Private banks are not the only institutions that can create money: so can the government via its Central Bank. Unfortunately, Central Banks in general have not done this in response to the crisis, but have instead created additional Reserve assets for private banks by buying securities from them under the policy of “Quantitative Easing.” This alters the composition of bank assets—and encourages purchases of shares and property, thus inflating asset prices—but does not inject money into the deposit accounts of the private non-bank public, which is what is needed if money is actually to be created and aggregate demand increased.

A shift to what has been described as “People’s QE” could create money by directly crediting household and private non-financial corporation bank accounts. This same capacity could also reduce private debt if debtors were to be required to pay down their debts, whereas savers—those without bank debt—would receive a cash injection. Many other ancillary policies would be needed, but such a policy would enable private debt to be reduced without reducing aggregate demand. Richard Vague also suggests several mechanisms for private debt reduction which are consistent with current banking practices (Vague, 2014).

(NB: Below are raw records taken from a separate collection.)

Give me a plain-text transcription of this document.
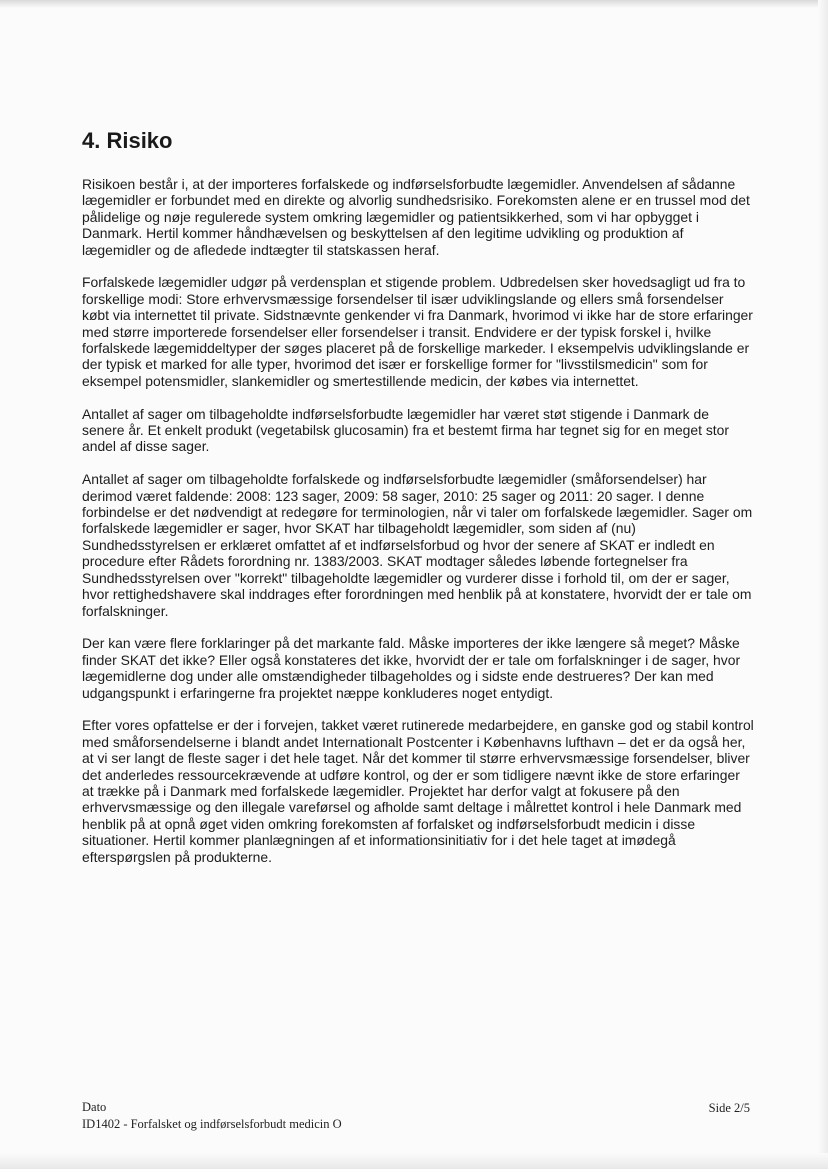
4. Risiko

Risikoen består i, at der importeres forfalskede og indførselsforbudte lægemidler. Anvendelsen af sådanne lægemidler er forbundet med en direkte og alvorlig sundhedsrisiko. Forekomsten alene er en trussel mod det pålidelige og nøje regulerede system omkring lægemidler og patientsikkerhed, som vi har opbygget i Danmark. Hertil kommer håndhævelsen og beskyttelsen af den legitime udvikling og produktion af lægemidler og de afledede indtægter til statskassen heraf.

Forfalskede lægemidler udgør på verdensplan et stigende problem. Udbredelsen sker hovedsagligt ud fra to forskellige modi: Store erhvervsmæssige forsendelser til især udviklingslande og ellers små forsendelser købt via internettet til private. Sidstnævnte genkender vi fra Danmark, hvorimod vi ikke har de store erfaringer med større importerede forsendelser eller forsendelser i transit. Endvidere er der typisk forskel i, hvilke forfalskede lægemiddeltyper der søges placeret på de forskellige markeder. I eksempelvis udviklingslande er der typisk et marked for alle typer, hvorimod det især er forskellige former for "livsstilsmedicin" som for eksempel potensmidler, slankemidler og smertestillende medicin, der købes via internettet.

Antallet af sager om tilbageholdte indførselsforbudte lægemidler har været støt stigende i Danmark de senere år. Et enkelt produkt (vegetabilsk glucosamin) fra et bestemt firma har tegnet sig for en meget stor andel af disse sager.

Antallet af sager om tilbageholdte forfalskede og indførselsforbudte lægemidler (småforsendelser) har derimod været faldende: 2008: 123 sager, 2009: 58 sager, 2010: 25 sager og 2011: 20 sager. I denne forbindelse er det nødvendigt at redegøre for terminologien, når vi taler om forfalskede lægemidler. Sager om forfalskede lægemidler er sager, hvor SKAT har tilbageholdt lægemidler, som siden af (nu) Sundhedsstyrelsen er erklæret omfattet af et indførselsforbud og hvor der senere af SKAT er indledt en procedure efter Rådets forordning nr. 1383/2003. SKAT modtager således løbende fortegnelser fra Sundhedsstyrelsen over "korrekt" tilbageholdte lægemidler og vurderer disse i forhold til, om der er sager, hvor rettighedshavere skal inddrages efter forordningen med henblik på at konstatere, hvorvidt der er tale om forfalskninger.

Der kan være flere forklaringer på det markante fald. Måske importeres der ikke længere så meget? Måske finder SKAT det ikke? Eller også konstateres det ikke, hvorvidt der er tale om forfalskninger i de sager, hvor lægemidlerne dog under alle omstændigheder tilbageholdes og i sidste ende destrueres? Der kan med udgangspunkt i erfaringerne fra projektet næppe konkluderes noget entydigt.

Efter vores opfattelse er der i forvejen, takket været rutinerede medarbejdere, en ganske god og stabil kontrol med småforsendelserne i blandt andet Internationalt Postcenter i Københavns lufthavn – det er da også her, at vi ser langt de fleste sager i det hele taget. Når det kommer til større erhvervsmæssige forsendelser, bliver det anderledes ressourcekrævende at udføre kontrol, og der er som tidligere nævnt ikke de store erfaringer at trække på i Danmark med forfalskede lægemidler. Projektet har derfor valgt at fokusere på den erhvervsmæssige og den illegale vareførsel og afholde samt deltage i målrettet kontrol i hele Danmark med henblik på at opnå øget viden omkring forekomsten af forfalsket og indførselsforbudt medicin i disse situationer. Hertil kommer planlægningen af et informationsinitiativ for i det hele taget at imødegå efterspørgslen på produkterne.

Dato
ID1402 - Forfalsket og indførselsforbudt medicin O
Side 2/5
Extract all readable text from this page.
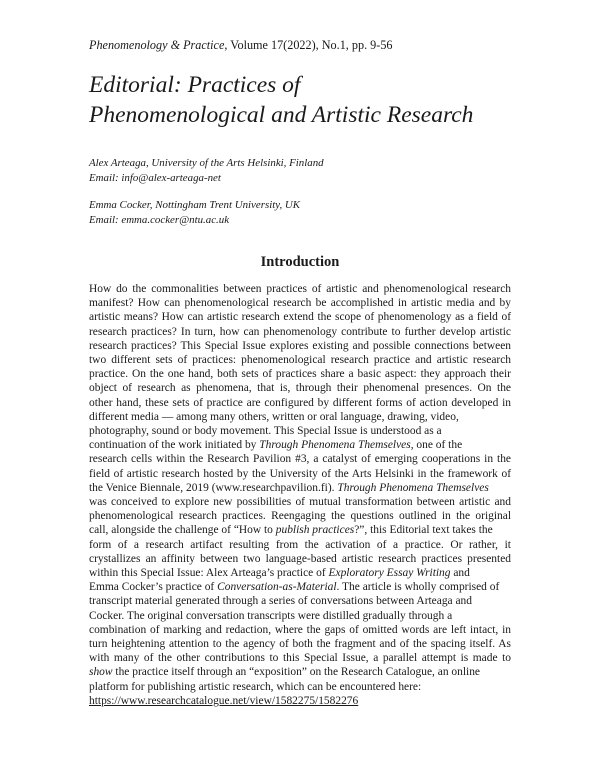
Phenomenology & Practice, Volume 17(2022), No.1, pp. 9-56
Editorial: Practices of
Phenomenological and Artistic Research
Alex Arteaga, University of the Arts Helsinki, Finland
Email: info@alex-arteaga-net
Emma Cocker, Nottingham Trent University, UK
Email: emma.cocker@ntu.ac.uk
Introduction
How do the commonalities between practices of artistic and phenomenological research
manifest? How can phenomenological research be accomplished in artistic media and by
artistic means? How can artistic research extend the scope of phenomenology as a field of
research practices? In turn, how can phenomenology contribute to further develop artistic
research practices? This Special Issue explores existing and possible connections between
two different sets of practices: phenomenological research practice and artistic research
practice. On the one hand, both sets of practices share a basic aspect: they approach their
object of research as phenomena, that is, through their phenomenal presences. On the
other hand, these sets of practice are configured by different forms of action developed in
different media — among many others, written or oral language, drawing, video,
photography, sound or body movement. This Special Issue is understood as a
continuation of the work initiated by Through Phenomena Themselves, one of the
research cells within the Research Pavilion #3, a catalyst of emerging cooperations in the
field of artistic research hosted by the University of the Arts Helsinki in the framework of
the Venice Biennale, 2019 (www.researchpavilion.fi). Through Phenomena Themselves
was conceived to explore new possibilities of mutual transformation between artistic and
phenomenological research practices. Reengaging the questions outlined in the original
call, alongside the challenge of “How to publish practices?”, this Editorial text takes the
form of a research artifact resulting from the activation of a practice. Or rather, it
crystallizes an affinity between two language-based artistic research practices presented
within this Special Issue: Alex Arteaga’s practice of Exploratory Essay Writing and
Emma Cocker’s practice of Conversation-as-Material. The article is wholly comprised of
transcript material generated through a series of conversations between Arteaga and
Cocker. The original conversation transcripts were distilled gradually through a
combination of marking and redaction, where the gaps of omitted words are left intact, in
turn heightening attention to the agency of both the fragment and of the spacing itself. As
with many of the other contributions to this Special Issue, a parallel attempt is made to
show the practice itself through an “exposition” on the Research Catalogue, an online
platform for publishing artistic research, which can be encountered here:
https://www.researchcatalogue.net/view/1582275/1582276
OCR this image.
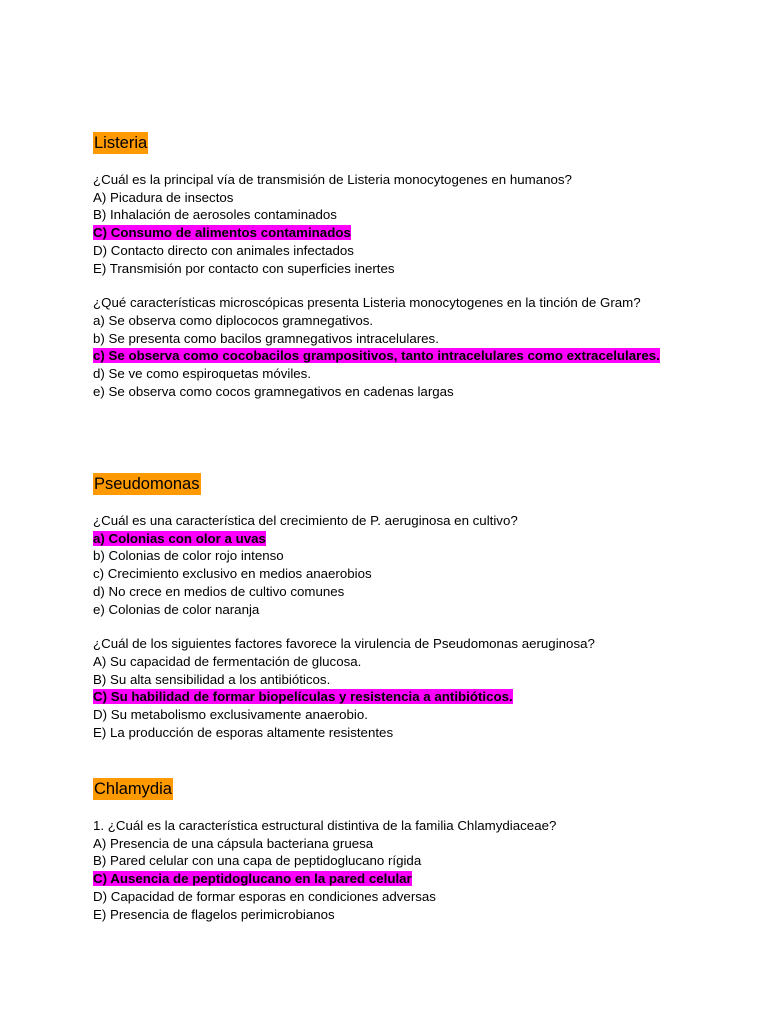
Listeria

¿Cuál es la principal vía de transmisión de Listeria monocytogenes en humanos?

A) Picadura de insectos

B) Inhalación de aerosoles contaminados

C) Consumo de alimentos contaminados

D) Contacto directo con animales infectados

E) Transmisión por contacto con superficies inertes

¿Qué características microscópicas presenta Listeria monocytogenes en la tinción de Gram?

a) Se observa como diplococos gramnegativos.

b) Se presenta como bacilos gramnegativos intracelulares.

c) Se observa como cocobacilos grampositivos, tanto intracelulares como extracelulares.

d) Se ve como espiroquetas móviles.

e) Se observa como cocos gramnegativos en cadenas largas

Pseudomonas

¿Cuál es una característica del crecimiento de P. aeruginosa en cultivo?

a) Colonias con olor a uvas

b) Colonias de color rojo intenso

c) Crecimiento exclusivo en medios anaerobios

d) No crece en medios de cultivo comunes

e) Colonias de color naranja

¿Cuál de los siguientes factores favorece la virulencia de Pseudomonas aeruginosa?

A) Su capacidad de fermentación de glucosa.

B) Su alta sensibilidad a los antibióticos.

C) Su habilidad de formar biopelículas y resistencia a antibióticos.

D) Su metabolismo exclusivamente anaerobio.

E) La producción de esporas altamente resistentes

Chlamydia

1. ¿Cuál es la característica estructural distintiva de la familia Chlamydiaceae?

A) Presencia de una cápsula bacteriana gruesa

B) Pared celular con una capa de peptidoglucano rígida

C) Ausencia de peptidoglucano en la pared celular

D) Capacidad de formar esporas en condiciones adversas

E) Presencia de flagelos perimicrobianos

The tragedy is that although there are methods by which we could escape the global private debt trap into which we have fallen we are nonetheless prisoners of an economic orthodoxy that will prevent us from employing them... The main barrier here is simply the ignorance of the supposed experts on economics about the nature of money. While mainstream economists continue to spout naïve arguments about money and banking, the politicians who rely upon them for guidance are unlikely to attempt anything other than the poorly targeted and largely ineffective policies that Japan has persisted with for the last quarter century. A global “Lost Decade” is entirely probable.
There is too much debt and until it is removed, economic growth and inflation will only go lower. Eventually, the debt burden will be eliminated as a matter of course. If politicians do not choose to destroy their currencies, the market will do it for them. Or the market will destroy the debt, at which point the politicians will panic and destroy the currency in response.